Se i centri ricreativi sono volti all’intrattenimento e al soddisfacimento della persona, altre iniziative sorte nell’ultimo decennio hanno previsto un impiego attivo degli anziani in attività utili alla comunità. È il caso delle agenzie di cittadinanza che hanno predisposto alcune ore settimanali di servizio civile svolto fuori le scuole o nei parchi urbani. Aiutare un bambino ad attraversare la strada fuori scuola o controllare che nel parco non ci siano aggressioni è un’attività semplice, che non richiede tanto sforzo, ma al tempo stesso riesce a contrastare la perdita di utilità con cui si trovano a doversi confrontare sempre più gli anziani. Continuando sulla scia di favorire il rapporto tra diverse generazioni, diverse esperienze e conoscenze e valorizzare il ruolo sociale degli anziani, sono state pensate molte attività che prevedono un coinvolgimento attivo degli anziani quali promotori di saperi che altrimenti rischierebbero di andare man mano persi. Sono nati così gli incontri nelle scuole che hanno visto gli anziani salire in cattedra per raccontare storie della tradizione — ridando anche importanza ai dialetti — o uscire nei cortili per trasmettere alle generazioni future il valore della terra e le tecniche principali con cui avere cura degli orti.
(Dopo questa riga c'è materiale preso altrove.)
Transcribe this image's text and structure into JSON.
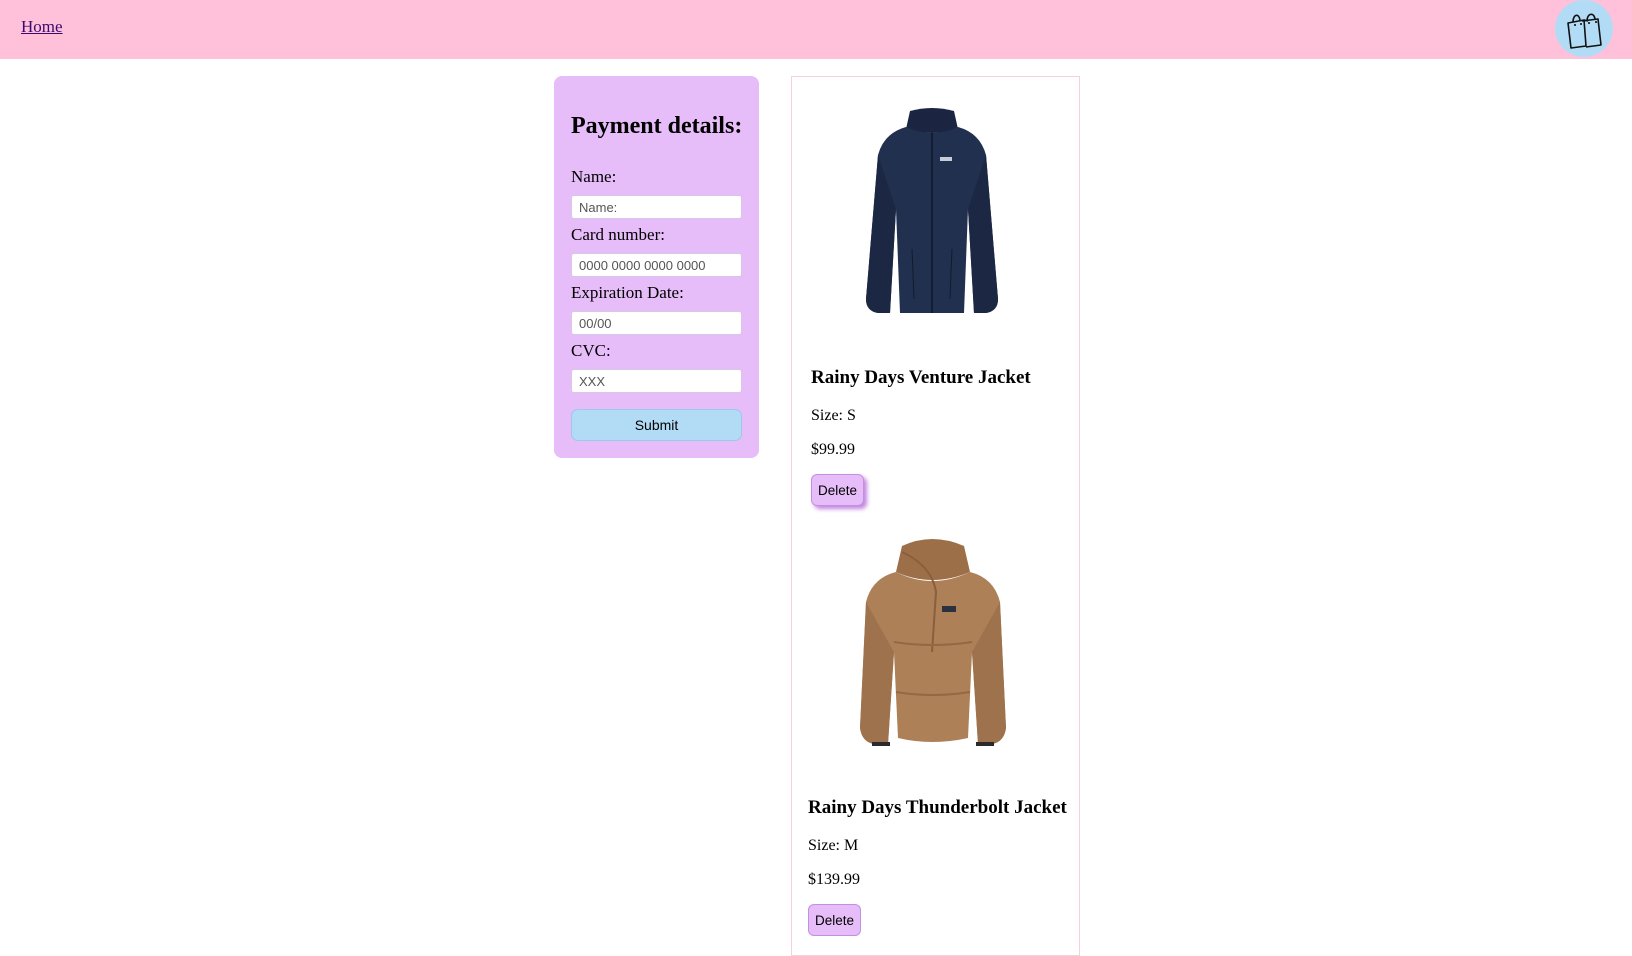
{
  "nav": {
    "home_label": "Home",
    "cart_icon": "shopping-bags-icon"
  },
  "payment": {
    "title": "Payment details:",
    "name_label": "Name:",
    "name_placeholder": "Name:",
    "card_label": "Card number:",
    "card_placeholder": "0000 0000 0000 0000",
    "expiry_label": "Expiration Date:",
    "expiry_placeholder": "00/00",
    "cvc_label": "CVC:",
    "cvc_placeholder": "XXX",
    "submit_label": "Submit"
  },
  "cart": {
    "items": [
      {
        "name": "Rainy Days Venture Jacket",
        "size": "Size: S",
        "price": "$99.99",
        "delete_label": "Delete",
        "image": "navy-fleece-jacket-image",
        "color": "#1f2a44"
      },
      {
        "name": "Rainy Days Thunderbolt Jacket",
        "size": "Size: M",
        "price": "$139.99",
        "delete_label": "Delete",
        "image": "brown-sherpa-jacket-image",
        "color": "#a87a52"
      }
    ]
  },
  "colors": {
    "header_bg": "#ffc0da",
    "panel_bg": "#e6bdf8",
    "button_blue": "#b2dcf6"
  }
}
Anziani che rivivono nei centri ricreativi, anziani che si mettono al servizio della comunità grazie al servizio civile e alle attività scolastiche, ma anche anziani che si fanno fautori di un processo ampio di integrazione, come succede a Sassari nel Parco dell’integrazione. La storia di questo parco è una storia bella perché racconta un progetto ben riuscito e i cui benefici ricadono su diverse tipologie di utenza. Si tratta di un parco che fino a qualche anno fa giaceva abbandonato, all’interno di Casa Serena, una struttura residenziale per anziani. Nel 2017 questo parco è stato riqualificato e donato alla cittadinanza, grazie al lavoro di tredici giovani provenienti dalla Costa d’Avorio, dal Senegal, dalla Repubblica di Guinea e dalla Nigeria e residenti in centri di accoglienza sul territorio. A guidare i giovani ragazzi sono stati proprio gli anziani ospiti della struttura che hanno supervisionato e accompagnato i ragazzi durante tutto il progetto di allestimento dei fiori e delle piante e nella creazione dell’orto. Il parco è aperto al pubblico, frequentato dalle famiglie, ed è diventato la sede in cui vengono organizzate manifestazioni cittadine, come la spremitura dell’uva che avviene in collaborazione con alcune classi della scuola primaria. La forza dei giovani e l’esperienza degli anziani hanno donato alla comunità un parco di circa un ettaro, dotato di panchine e opere d’arte.
«I vostri vecchi sogneranno dei sogni» recita un verso della Bibbia.
Io voglio vivere in una società in cui gli anziani possano ancora avere dei sogni.